If you do need column-wise transformations, consider implementing a custom analysis, such as density, which takes the whole data as input, or apply the transformation directly in your data before passing it to AlgebraOfGraphics.

See also Pair syntax for a detailed description of the pair syntax within a mapping.

What is the difference between axis scales and data transformations?

There are two overlapping but distinct ways to rescale data.

Keep the data as is and use a nonlinear scale, e.g. axis=(xscale=log,).
Transform the data directly, e.g. mapping(:x => log => "log(x)").

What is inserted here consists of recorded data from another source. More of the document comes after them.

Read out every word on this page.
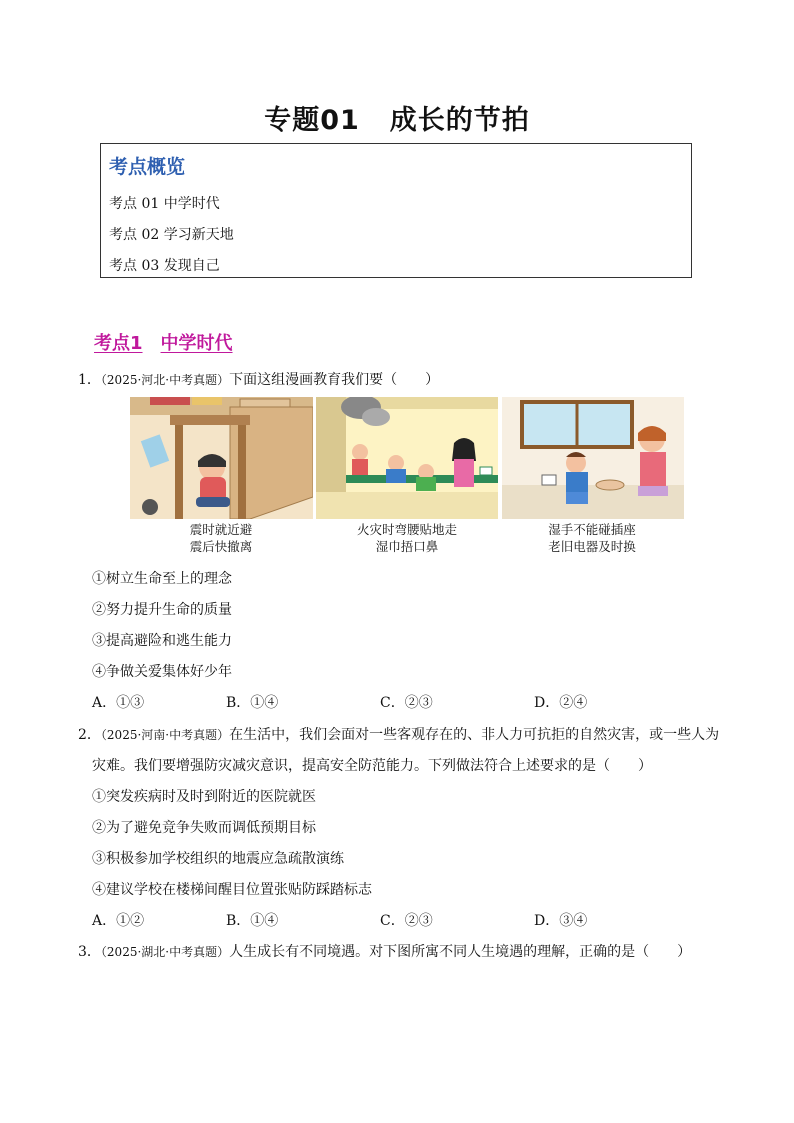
专题01 成长的节拍
考点概览
考点 01 中学时代
考点 02 学习新天地
考点 03 发现自己
考点1 中学时代
1．（2025·河北·中考真题）下面这组漫画教育我们要（　　）
震时就近避
震后快撤离
火灾时弯腰贴地走
湿巾捂口鼻
湿手不能碰插座
老旧电器及时换
①树立生命至上的理念
②努力提升生命的质量
③提高避险和逃生能力
④争做关爱集体好少年
A．①③	B．①④	C．②③	D．②④
2．（2025·河南·中考真题）在生活中，我们会面对一些客观存在的、非人力可抗拒的自然灾害，或一些人为
灾难。我们要增强防灾减灾意识，提高安全防范能力。下列做法符合上述要求的是（　　）
①突发疾病时及时到附近的医院就医
②为了避免竞争失败而调低预期目标
③积极参加学校组织的地震应急疏散演练
④建议学校在楼梯间醒目位置张贴防踩踏标志
A．①②	B．①④	C．②③	D．③④
3．（2025·湖北·中考真题）人生成长有不同境遇。对下图所寓不同人生境遇的理解，正确的是（　　）
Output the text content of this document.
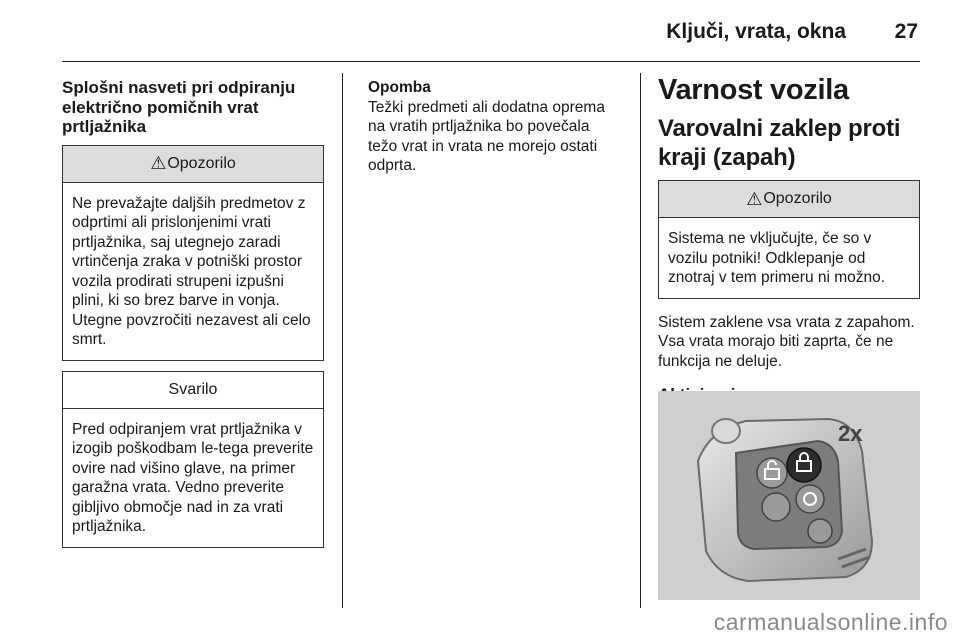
Ključi, vrata, okna 27
Splošni nasveti pri odpiranju električno pomičnih vrat prtljažnika
⚠ Opozorilo
Ne prevažajte daljših predmetov z odprtimi ali prislonjenimi vrati prtljažnika, saj utegnejo zaradi vrtinčenja zraka v potniški prostor vozila prodirati strupeni izpušni plini, ki so brez barve in vonja. Utegne povzročiti nezavest ali celo smrt.
Svarilo
Pred odpiranjem vrat prtljažnika v izogib poškodbam le-tega preverite ovire nad višino glave, na primer garažna vrata. Vedno preverite gibljivo območje nad in za vrati prtljažnika.
Opomba
Težki predmeti ali dodatna oprema na vratih prtljažnika bo povečala težo vrat in vrata ne morejo ostati odprta.
Varnost vozila
Varovalni zaklep proti kraji (zapah)
⚠ Opozorilo
Sistema ne vključujte, če so v vozilu potniki! Odklepanje od znotraj v tem primeru ni možno.
Sistem zaklene vsa vrata z zapahom. Vsa vrata morajo biti zaprta, če ne funkcija ne deluje.
2x
carmanualsonline.info
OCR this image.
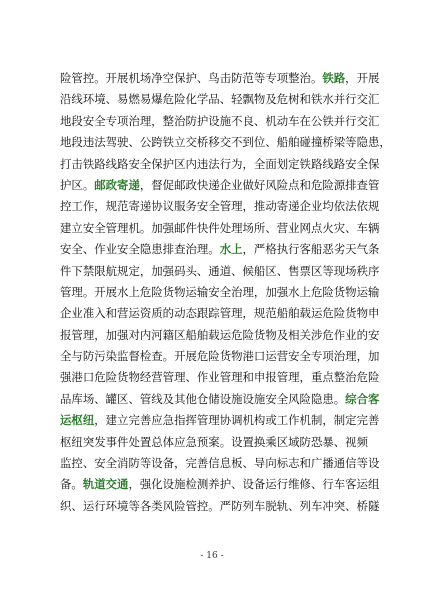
险 管 控 。 开 展 机 场 净 空 保 护 、 鸟 击 防 范 等 专 项 整 治 。 铁 路 ， 开 展
沿 线 环 境 、 易 燃 易 爆 危 险 化 学 品 、 轻 飘 物 及 危 树 和 铁 水 并 行 交 汇
地 段 安 全 专 项 治 理 ， 整 治 防 护 设 施 不 良 、 机 动 车 在 公 铁 并 行 交 汇
地 段 违 法 驾 驶 、 公 跨 铁 立 交 桥 移 交 不 到 位 、 船 舶 碰 撞 桥 梁 等 隐 患 ，
打 击 铁 路 线 路 安 全 保 护 区 内 违 法 行 为 ， 全 面 划 定 铁 路 线 路 安 全 保
护 区 。 邮 政 寄 递 ， 督 促 邮 政 快 递 企 业 做 好 风 险 点 和 危 险 源 排 查 管
控 工 作 ， 规 范 寄 递 协 议 服 务 安 全 管 理 ， 推 动 寄 递 企 业 均 依 法 依 规
建 立 安 全 管 理 机 。 加 强 邮 件 快 件 处 理 场 所 、 营 业 网 点 火 灾 、 车 辆
安 全 、 作 业 安 全 隐 患 排 查 治 理 。 水 上 ， 严 格 执 行 客 船 恶 劣 天 气 条
件 下 禁 限 航 规 定 ， 加 强 码 头 、 通 道 、 候 船 区 、 售 票 区 等 现 场 秩 序
管 理 。 开 展 水 上 危 险 货 物 运 输 安 全 治 理 ， 加 强 水 上 危 险 货 物 运 输
企 业 准 入 和 营 运 资 质 的 动 态 跟 踪 管 理 ， 规 范 船 舶 载 运 危 险 货 物 申
报 管 理 ， 加 强 对 内 河 籍 区 船 舶 载 运 危 险 货 物 及 相 关 涉 危 作 业 的 安
全 与 防 污 染 监 督 检 查 。 开 展 危 险 货 物 港 口 运 营 安 全 专 项 治 理 ， 加
强 港 口 危 险 货 物 经 营 管 理 、 作 业 管 理 和 申 报 管 理 ， 重 点 整 治 危 险
品 库 场 、 罐 区 、 管 线 及 其 他 仓 储 设 施 设 施 安 全 风 险 隐 患 。 综 合 客
运 枢 纽 ， 建 立 完 善 应 急 指 挥 管 理 协 调 机 构 或 工 作 机 制 ， 制 定 完 善
枢 纽 突 发 事 件 处 置 总 体 应 急 预 案 。 设 置 换 乘 区 域 防 恐 暴 、 视 频
监 控 、 安 全 消 防 等 设 备 ， 完 善 信 息 板 、 导 向 标 志 和 广 播 通 信 等 设
备 。 轨 道 交 通 ， 强 化 设 施 检 测 养 护 、 设 备 运 行 维 修 、 行 车 客 运 组
织 、 运 行 环 境 等 各 类 风 险 管 控 。 严 防 列 车 脱 轨 、 列 车 冲 突 、 桥 隧
- 16 -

Note that the resulting plots may "look different" in some cases. Consider for instance the following example.

using AlgebraOfGraphics
using AlgebraOfGraphics: density
df = (x = exp.(randn(1000)),)
kde1 = data(df) * mapping(:x) * density()
draw(kde1, axis=(width=225, height=225, xscale=log,))

df = (x = exp.(randn(1000)),)
kde2 = data(df) * mapping(:x => log => "log(x)") * density()
draw(kde2, axis=(width=225, height=225))

The two plots look different. The first represents the pdf of x in a log scale, while the second represents the pdf of log(x) in a linear scale. The two curves differ by a factor 1 / x, the derivative of log(x). See e.g. this post for some mathematical background on the topic.

In general, the second approach (plotting the density of log(x)) could be considered more principled, as it preserves the proportionality between area and probability mass. On the contrary, the first approach (plotting the density of x in a log scale) breaks this proportionality relationship.

A similar reasoning applies to histograms:

using AlgebraOfGraphics
df = (x = exp.(rand(1000)),)
hist1 = data(df) * mapping(:x) * histogram()
draw(hist1, axis=(width=225, height=225, xscale=log))

df = (x = exp.(rand(1000)),)
hist2 = data(df) * mapping(:x => log => "log(x)") * histogram()
draw(hist2, axis=(width=225, height=225))

The data transformation approach is preferable as it produces uniform bins, which are easier to interpret.